El juez investiga si Interior sobornó al chófer de Bárcenas para recuperar papeles del PP

El juez de la Audiencia Nacional Diego de Egea, que investiga las cloacas del Estado o, más concretamente, el entramado mafioso-policial que montó el excomisario José Manuel Villarejo (el ‘caso Tándem), ha abierto una pieza separada sobre el presunto encargo al que fuera chófer del extesorero del PP Luis Bárcenas para recuperar información sensible que este se había llevado de la sede del partido y que podía perjudicar a algunos de sus dirigentes. La gravedad de este nuevo episodio de espionaje político reside en que se pusieron todos los medios del Ministerio del Interior, humanos y materiales (los fondos reservados), al servicio de una formación política que estaba siendo investigada por corrupción.

A Bárcenas le despidieron en 2010, tras su imputación en el ‘caso Gürtel’ pero siguió cobrando del partido hasta 2012 la famosa “indemnización en diferido” que trató de justificar en su día la recién dimitida de todos sus cargos, orgánicos y electos, María Dolores de Cospedal. La entonces secretaria general fue la encargada de cerrarle la puerta de Génova en las narices y la hostilidad de Bárcenas hacia ella ha sido patente en los últimos años, hasta acabar enfrentados en un tribunal a raíz de la demanda que Cospedal presentó contra el extesorero por señalarla como perceptora de sobresueldos.

Pero el deterioro de su relación había arrancado mucho antes hasta el punto de que el extesorero se habría llevado de la sede de la calle Bárcenas documentos y grabaciones comprometedores para ella, además de para el exvicesecretario del PP Javier Arenas y la exvicepresidenta del Gobierno Soraya Sáenz de Santamaría. Eso es, al menos, lo que ha afirmado ‘Okdiario’, el medio que ha publicado la exclusiva del encargo que habría hecho el Ministerio del Interior a Villarejo y al comisario Enrique García Castaño en 2014  para que pusieran en marcha una maquinaria parapolicial para recuperar todas esas pruebas.

La clave del plan era el soborno al chófer de Bárcenas que en ese momento estaba en prisión por orden del juez Pablo Ruz -ingresó en junio de 2013 y no salió hasta enero de 2015-  para que aprovechando la ausencia de su patrón localizara y sustrajera toda la documentación. El objetivo final no era judicializar esas pruebas sino proceder a su destrucción para que los jueces no pudieran tener nunca acceso.

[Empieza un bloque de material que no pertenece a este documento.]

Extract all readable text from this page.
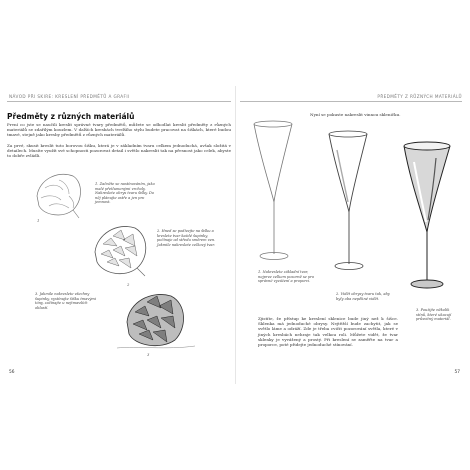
NÁVOD PŘI SKIRE: KRESLENÍ PŘEDMĚTŮ A GRAFII
Předměty z různých materiálů
První co jste se naučili kreslit správné tvary předmětů, můžete se odhodlat kreslit předměty z různých materiálů se zdařilým kouzlem. V dalších kresbách tvrdšího stylu budete pracovat na šiškách, které budou tmavé, stejně jako kresby předmětů z různých materiálů.
Za prvé, skusit kreslit tuto borovou šišku, která je v základním tvaru celkem jednoduchá, avšak složitá v detailech. Musíte využít své schopnosti pozorovat detail i světlo nakreslit tak na přesnost jako celek, abyste to dobře zvládli.
1
1. Začněte se nastínováním, jako malé přetlumenými vrcholy. Nakreslete obrys tvaru šišky. Do něj plánujte ostře a jen pro jemnost.
2
2. Hned se podívejte na šišku a kreslete tvar každé šupinky, počínaje od středu směrem ven. Jakmile nakreslete celkový tvar.
3
3. Jakmile nakreslete všechny šupinky, vystínujte šišku tmavými tóny, začínajte u nejtmavších oblastí.
56
PŘEDMĚTY Z RŮZNÝCH MATERIÁLŮ
Nyní se pokuste nakreslit vinnou skleničku.
1. Nakreslete základní tvar, nejprve celkem pozorně se pro správné vyvážení a proporci.
2. Vidět obrysy tvaru tak, aby byly oba nepěkné vidět.
3. Použijte několik stínů, které ukazují průsvitný materiál.
Zjistíte, že přístup ke kreslení sklenice bude jiný než k šišce. Sklenka má jednoduché obrysy. Nejtěžší bude zachytit, jak se světlo láme a odráží. Zde je třeba cvičit pozorování světla, které v jiných kresbách nehraje tak velkou roli. Můžete vidět, že tvar sklenky je vyvážený a prostý. Při kreslení se zaměřte na tvar a proporce, poté přidejte jednoduché stínování.
57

El asunto fue destapado por los agentes de la Unidad de Asuntos Internos (UAI) cuando hace un año registraron el domicilio de Villarejo dentro de la investigación que llevan a cabo sobre el excomisario, quien permanece en prisión provisional sin fianza desde noviembre de 2017. Allí encontraron cintas, papeles y los ‘recibí’ que firmaba el chófer cuando le entregaban los pagos por sus servicios. Entre las grabaciones, habría algunas que recogen los encuentros del excomisario con sus superiores policiales y con García Castaño. Estas son, según ‘Okdiario’, las que sirven para constatar los sobornos al chófer de Bárcenas.

Sergio Ríos Esgueva, que es como se llama el conductor, recibió 2.000 euros al mes durante dos años procedentes de los fondos reservados del Ministerio del Interior. Eso es lo que induce a pensar a los agentes de Asuntos Internos que el encargo contaba con el visto bueno de la cúpula de Interior, la única que tiene acceso a esos fondos. Es más, creen que el propio ministro, Jorge Fernández Díaz, estaba al tanto de todo. De hecho, ‘Okdiario’ asegura que antes de que Interior recurriera a Villarejo y García Castaño fue Moncloa quien se dirigió al Ministerio para pedir que rescatara los documentos confidenciales del partido porque podían ser utilizados por Bárcenas para presionar y chantajear al presidente del Gobierno, Mariano Rajoy.

El chófer, que por lo visto también había trabajado para Francisco Granados, involucrado en varios casos de corrupción y que estuvo casi tres años en prisión por ‘Púnica’, proporcionó una localización donde trabajaba Rosalía Iglesias, esposa de Bárcenas, a cambio de su ‘salario’.

Con esta, hay ya siete piezas separadas del caso Tándem. La Fiscalía Anticorrupción ha informado favorablemente su apertura y el juez De Egea ha solicitado más información a Asuntos Internos, a fin de estudiar, en primer lugar, si los posibles delitos -de los que habría constancia en conversaciones grabadas- hubieran prescrito. El resto de las piezas separadas está relacionado con los millonarios negocios de Villarejo que afloraron cuando explotó el ‘caso Tándem’.